|Will Smith sees problems on the playing field.|
In this sad-but-true story, Smith plays an accidental whistle-blower who inadvertently condemns the entire NFL when he discovers this dire truth: playing football causes head injuries that ultimately lead players to commit suicide. The tautly written tale unfolds in Pittsburgh, a somewhat overlooked American city that finally gets its day in the sun. Lots of aerial shots -- the city at night with its stunning skyscrapers aglow or in bright daylight, gliding over the confluence of its two rivers that join to become a third -- show off its best features with sharp cinematography.
Solid performances by the entire cast, notably David Morse (star of TV's St.
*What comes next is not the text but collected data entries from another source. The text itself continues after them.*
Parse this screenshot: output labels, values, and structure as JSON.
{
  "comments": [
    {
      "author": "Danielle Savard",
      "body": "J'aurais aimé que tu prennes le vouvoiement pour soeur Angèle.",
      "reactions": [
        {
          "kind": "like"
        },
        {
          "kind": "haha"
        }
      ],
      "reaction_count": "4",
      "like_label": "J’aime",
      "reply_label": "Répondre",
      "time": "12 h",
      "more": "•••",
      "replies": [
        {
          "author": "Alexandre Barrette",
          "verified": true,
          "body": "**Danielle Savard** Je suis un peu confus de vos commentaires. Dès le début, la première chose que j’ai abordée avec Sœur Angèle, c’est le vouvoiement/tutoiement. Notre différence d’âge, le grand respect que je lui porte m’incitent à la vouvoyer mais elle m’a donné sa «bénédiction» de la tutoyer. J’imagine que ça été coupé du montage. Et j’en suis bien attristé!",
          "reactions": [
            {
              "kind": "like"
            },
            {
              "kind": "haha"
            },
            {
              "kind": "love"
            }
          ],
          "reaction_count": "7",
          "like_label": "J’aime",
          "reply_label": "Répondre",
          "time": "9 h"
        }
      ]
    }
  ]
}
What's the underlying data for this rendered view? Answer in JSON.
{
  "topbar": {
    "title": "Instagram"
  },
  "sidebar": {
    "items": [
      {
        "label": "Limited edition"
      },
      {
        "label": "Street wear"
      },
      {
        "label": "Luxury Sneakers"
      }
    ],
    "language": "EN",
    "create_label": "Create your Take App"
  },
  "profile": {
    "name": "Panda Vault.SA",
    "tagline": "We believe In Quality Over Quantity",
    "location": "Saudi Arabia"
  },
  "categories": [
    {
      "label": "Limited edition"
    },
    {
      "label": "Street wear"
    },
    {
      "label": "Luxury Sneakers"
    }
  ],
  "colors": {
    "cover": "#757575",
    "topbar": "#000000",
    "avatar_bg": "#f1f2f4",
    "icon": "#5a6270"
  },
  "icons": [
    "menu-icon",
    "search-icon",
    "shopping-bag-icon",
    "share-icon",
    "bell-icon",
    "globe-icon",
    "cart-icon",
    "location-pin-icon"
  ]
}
Elsewhere years ago), the ubiquitous Alec Baldwin and an ancient-looking but endearing Albert Brooks, make it an ensemble piece. There's also a love interest for the good doctor. (She's adorable, whoever she is.) An unassertive sound track balances out the intensity of several autopsies performed on athletes who succumbed to post-brain death suicide after years of cracking their heads against other players, some of whom will likely meet similar fates, be it by gunshot, taser-induced heart attack or an intentional head-on collision.
A few words of caution: If you currently play football, do not see this film. If you have a youngster who wants to play football, definitely see this film and then forbid it. If you're just a plain old rabid fan who loves watching the game, get ready to love it less. Other than that, Concussion, bad title aside, is a good time.